Salmonella and Yersinia contain effector proteins that resemble host PTPases and target central inflammatory signaling to shut down host immune cells (Fig. 2e) [6,7]. Like CagA and Tir, PTPase-like bacterial effectors were discovered by sequence homology studies [23]. The structurally related effectors SptP and YopH share homology with eukaryotic PTPases [23] and are essential for virulence of Salmonella and Yersinia, respectively. Bacterial PTPases have a myriad of known host targets and other well-established functions. In this review, we focus on the bacterial strategies that disrupt inflammatory responses through dephosphorylation of signaling intermediates by bacterial PTPases. We do not cover general tactics used by bacteria to interfere with inflammatory signaling through inactivation of signaling molecules by other effector proteins, such as the Yersinia leucine-rich repeat effector YopM [24,25]. Choi et al. demonstrated that Salmonella typhimurium secretes SptP to impede inflammatory responses [6]. SYK is an essential protein tyrosine kinase for IgE-mediated mast cell degranulation. WT S. typhimurium suppresses IgE-induced phosphorylation of SYK, whereas an isogenic ΔsptP mutant is not able to do so. In vivo, mast cells fail to degranulate and recruit neutrophils upon infection with S. typhimurium. In the absence of SptP, however, mast cells do degranulate and neutrophils are rapidly recruited to sites of infection, demonstrating a direct role for SptP in suppressing mast cell activation, neutrophil influx and bacterial clearance.
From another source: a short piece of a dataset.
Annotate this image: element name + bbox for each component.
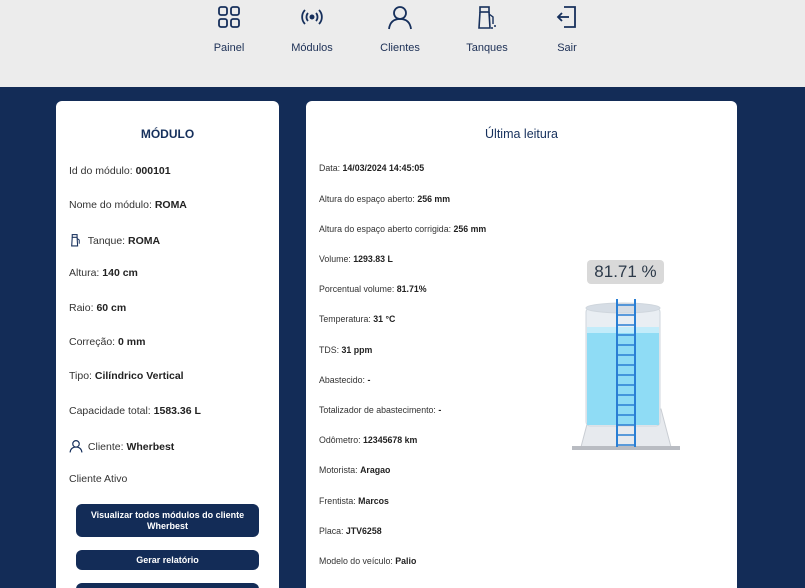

Neutrophils are also recruited to inflammatory lesions after infection with Yersinia pseudotuberculosis (Yptb), another gram-negative human pathogen. In a recent study, it was shown that the PTPase-like effector YopH affects phosphorylation of the crucial signaling adaptor SLP-76 and activation of its downstream effectors in recruited neutrophils, dampening calcium responses and IL-10 production [7]. Depletion of neutrophils allows the outgrowth of a mutant lacking YopH, indicating that YopH is critical for attenuating neutrophil bactericidal functions to enhance survival of Yptb.

Concluding Remarks

Since the first descriptions of an ITIM in FcγRIIB and CD22 over 15 years ago [26,27], many inhibitory receptors are still being discovered by the presence of intracellular inhibitory motifs. To date, genomic and proteomic informatics revealed more than 300 ITIM-bearing proteins [28,29], and many of them still await demonstration of function. Studying the mechanisms of bacterial manipulation of inhibitory signaling may provide useful insights on the functional roles of novel ITIM-bearing receptors. Clearly, bacteria have evolved sophisticated strategies to successfully instigate host inhibitory signaling, allowing evasion of immune defense mechanisms. Insight regarding these strategies is crucial to design approaches to control infection. In an era of growing resistance to antibiotics, blocking of subverted host receptors or counteracting the virulence factors involved affords promising approaches to overcome immune evasion by pathogens.